577députés 17ᵉ législature

amendement seance Adopté

Amendement (sans numéro) — ARTICLE 2

Auteur : Constance de Pélichy — Libertés, Indépendants, Outre-mer et Territoires (Loiret · 3ᵉ)
Texte visé : Projet de loi Projet de loi-cadre relatif au développement des transports
Article : ARTICLE 2
Date de dépôt : 2026-06-24
Date de sort : 2026-06-29

Dispositif

Après l'alinéa 13, insérer les trois alinéas suivants :

« 2° bis Après l’article L. 342‑11, il est inséré un article L. 342‑11‑1 ainsi rédigé :

« « Art. L. 342‑11‑1. – Lorsque l’achèvement des travaux d’installation ou la mise en service d’une infrastructure de recharge pour véhicules électriques ouverte au public sont retardés pour une cause non imputable au bénéficiaire, y compris en raison de retards dans le raccordement au réseau public d’électricité, les délais conditionnant le maintien du bénéfice d’une prime financée au titre des certificats d’économies d’énergie pour l’installation de cette infrastructure sont prorogés de plein droit pour une durée égale à celle du retard constaté. 

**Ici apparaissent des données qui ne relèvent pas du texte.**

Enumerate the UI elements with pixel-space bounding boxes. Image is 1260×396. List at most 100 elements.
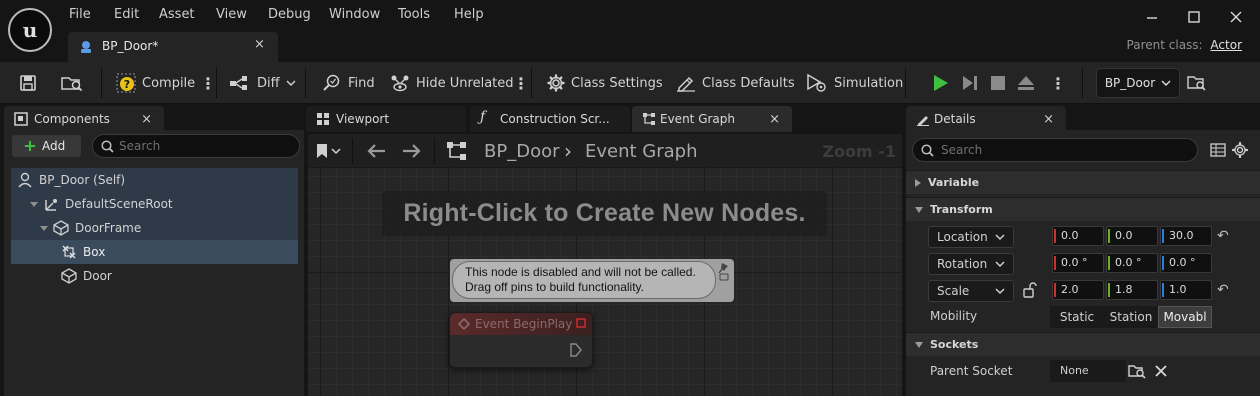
rotation-z-field[interactable]: 0.0 °	[1160, 253, 1212, 273]
close-details-icon[interactable]: ×	[1043, 112, 1054, 127]
save-icon[interactable]	[19, 62, 37, 104]
settings-gear-icon[interactable]	[1232, 142, 1248, 158]
scale-mode-dropdown[interactable]: Scale	[928, 280, 1014, 302]
event-graph-canvas[interactable]: BP_Door › Event Graph Zoom -1 Right-Clic…	[308, 134, 902, 396]
details-search-input[interactable]: Search	[912, 138, 1198, 162]
rotation-y-field[interactable]: 0.0 °	[1106, 253, 1158, 273]
tab-construction-script[interactable]: ƒ Construction Scr...	[470, 106, 630, 132]
location-x-field[interactable]: 0.0	[1052, 226, 1104, 246]
parent-class-link[interactable]: Actor	[1210, 38, 1242, 52]
plus-icon	[25, 141, 35, 151]
tab-event-graph[interactable]: Event Graph ×	[632, 106, 792, 132]
step-button[interactable]	[961, 62, 979, 104]
tree-item-box[interactable]: Box	[11, 240, 298, 264]
document-tab-bp-door[interactable]: BP_Door* ×	[68, 32, 278, 62]
pin-icon[interactable]	[718, 262, 730, 282]
maximize-icon[interactable]	[1187, 10, 1201, 24]
add-component-button[interactable]: Add	[12, 135, 81, 157]
tree-item-label: Box	[83, 245, 106, 259]
simulation-button[interactable]: Simulation	[806, 62, 903, 104]
unreal-logo-icon[interactable]: u	[8, 8, 52, 52]
menu-window[interactable]: Window	[329, 7, 380, 22]
bookmark-icon[interactable]	[316, 143, 342, 159]
mobility-movable-option[interactable]: Movabl	[1158, 306, 1212, 328]
section-sockets-label: Sockets	[930, 338, 979, 351]
scale-x-field[interactable]: 2.0	[1052, 280, 1104, 300]
play-options-icon[interactable]: ⋮	[1050, 62, 1066, 104]
menu-edit[interactable]: Edit	[114, 7, 139, 22]
browse-socket-icon[interactable]	[1128, 363, 1146, 379]
breadcrumb-blueprint[interactable]: BP_Door	[484, 141, 560, 162]
class-settings-button[interactable]: Class Settings	[547, 62, 663, 104]
rotation-x-field[interactable]: 0.0 °	[1052, 253, 1104, 273]
node-comment-bubble[interactable]: This node is disabled and will not be ca…	[450, 259, 734, 302]
table-view-icon[interactable]	[1210, 143, 1226, 157]
class-defaults-button[interactable]: Class Defaults	[676, 62, 795, 104]
simulation-icon	[807, 73, 826, 92]
reset-scale-icon[interactable]: ↶	[1217, 282, 1229, 298]
menu-view[interactable]: View	[216, 7, 247, 22]
close-components-icon[interactable]: ×	[141, 112, 152, 127]
menu-help[interactable]: Help	[454, 7, 484, 22]
close-window-icon[interactable]	[1229, 10, 1243, 24]
toolbar-separator	[905, 68, 906, 98]
back-arrow-icon[interactable]	[366, 143, 386, 159]
chevron-down-icon	[286, 80, 296, 87]
graph-hint-banner: Right-Click to Create New Nodes.	[382, 191, 827, 236]
search-icon	[921, 144, 934, 157]
mobility-static-option[interactable]: Static	[1050, 306, 1104, 328]
minimize-icon[interactable]	[1145, 10, 1159, 24]
section-sockets[interactable]: Sockets	[906, 332, 1260, 356]
hide-unrelated-label: Hide Unrelated	[416, 75, 514, 91]
location-mode-dropdown[interactable]: Location	[928, 226, 1014, 248]
mobility-stationary-option[interactable]: Station	[1104, 306, 1158, 328]
details-pencil-icon	[916, 112, 930, 126]
close-event-graph-icon[interactable]: ×	[769, 112, 780, 127]
stop-button[interactable]	[990, 62, 1006, 104]
document-tab-label: BP_Door*	[102, 39, 159, 53]
reset-location-icon[interactable]: ↶	[1217, 228, 1229, 244]
tree-item-door[interactable]: Door	[11, 264, 298, 288]
forward-arrow-icon[interactable]	[402, 143, 422, 159]
clear-socket-icon[interactable]	[1154, 364, 1168, 378]
menu-asset[interactable]: Asset	[159, 7, 195, 22]
event-delegate-pin-icon[interactable]	[576, 318, 586, 328]
eject-button[interactable]	[1017, 62, 1035, 104]
scale-y-field[interactable]: 1.8	[1106, 280, 1158, 300]
menu-file[interactable]: File	[69, 7, 91, 22]
tab-viewport[interactable]: Viewport	[306, 106, 466, 132]
tree-item-bp-door-self[interactable]: BP_Door (Self)	[11, 168, 298, 192]
tab-components[interactable]: Components ×	[4, 106, 164, 132]
tab-details[interactable]: Details ×	[906, 106, 1066, 132]
class-settings-label: Class Settings	[571, 75, 663, 91]
lock-ratio-icon[interactable]	[1022, 282, 1038, 298]
find-button[interactable]: Find	[322, 62, 375, 104]
browse-debug-object-icon[interactable]	[1187, 62, 1207, 104]
location-y-field[interactable]: 0.0	[1106, 226, 1158, 246]
hide-unrelated-options-icon[interactable]: ⋮	[513, 62, 529, 104]
location-z-field[interactable]: 30.0	[1160, 226, 1212, 246]
components-search-input[interactable]: Search	[92, 134, 300, 158]
section-transform[interactable]: Transform	[906, 197, 1260, 221]
browse-asset-icon[interactable]	[61, 62, 83, 104]
compile-options-icon[interactable]: ⋮	[200, 62, 216, 104]
eject-icon	[1018, 76, 1034, 90]
hide-unrelated-button[interactable]: Hide Unrelated	[390, 62, 514, 104]
tree-item-door-frame[interactable]: DoorFrame	[11, 216, 298, 240]
document-tab-close-icon[interactable]: ×	[254, 37, 265, 52]
menu-tools[interactable]: Tools	[398, 7, 430, 22]
section-variable[interactable]: Variable	[906, 170, 1260, 194]
exec-output-pin-icon[interactable]	[570, 343, 582, 357]
breadcrumb-event-graph[interactable]: Event Graph	[585, 141, 698, 162]
node-comment-text: This node is disabled and will not be ca…	[452, 261, 716, 299]
scale-z-field[interactable]: 1.0	[1160, 280, 1212, 300]
debug-object-dropdown[interactable]: BP_Door	[1096, 68, 1180, 98]
menu-debug[interactable]: Debug	[268, 7, 311, 22]
parent-socket-field[interactable]: None	[1050, 360, 1126, 382]
tree-item-default-scene-root[interactable]: DefaultSceneRoot	[11, 192, 298, 216]
compile-button[interactable]: ? Compile	[116, 62, 195, 104]
event-beginplay-node[interactable]: Event BeginPlay	[449, 312, 593, 368]
diff-button[interactable]: Diff	[229, 62, 296, 104]
play-button[interactable]	[931, 62, 949, 104]
rotation-mode-dropdown[interactable]: Rotation	[928, 253, 1014, 275]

« « Le bénéficiaire ne peut être tenu d’avoir demandé cette prorogation avant l’expiration du délai initial lorsque le retard ne lui est pas imputable. » »

Exposé sommaire

Cet amendement vise à sécuriser le déploiement des infrastructures de recharge pour véhicules électriques ouvertes au public, essentielles au verdissement du secteur des transports.

Actuellement, des collectivités territoriales engagées dans l’installation de bornes de recharge peuvent perdre le bénéfice d’une prime financée au titre des certificats d’économies d’énergie lorsque les travaux ou la mise en service ne sont pas achevés dans les délais prévus, parfois limités à six mois. Or, cette situation résulte parfois de délais de raccordement au réseau public d’électricité trop longs, indépendants de leur volonté, en particulier lorsque le raccordement dépend du gestionnaire de réseau.

Il n’est pas acceptable qu’une collectivité ayant engagé un projet utile à la transition écologique soit privée de son soutien financier en raison d’un retard qui ne lui est pas imputable. Cette situation pose question sur la volonté de l'Etat de réellement soutenir les collectivités. 

L’amendement prévoit donc une prorogation de plein droit des délais conditionnant le maintien de la prime, pour une durée égale au retard constaté, lorsque celui-ci n’est pas imputable au bénéficiaire.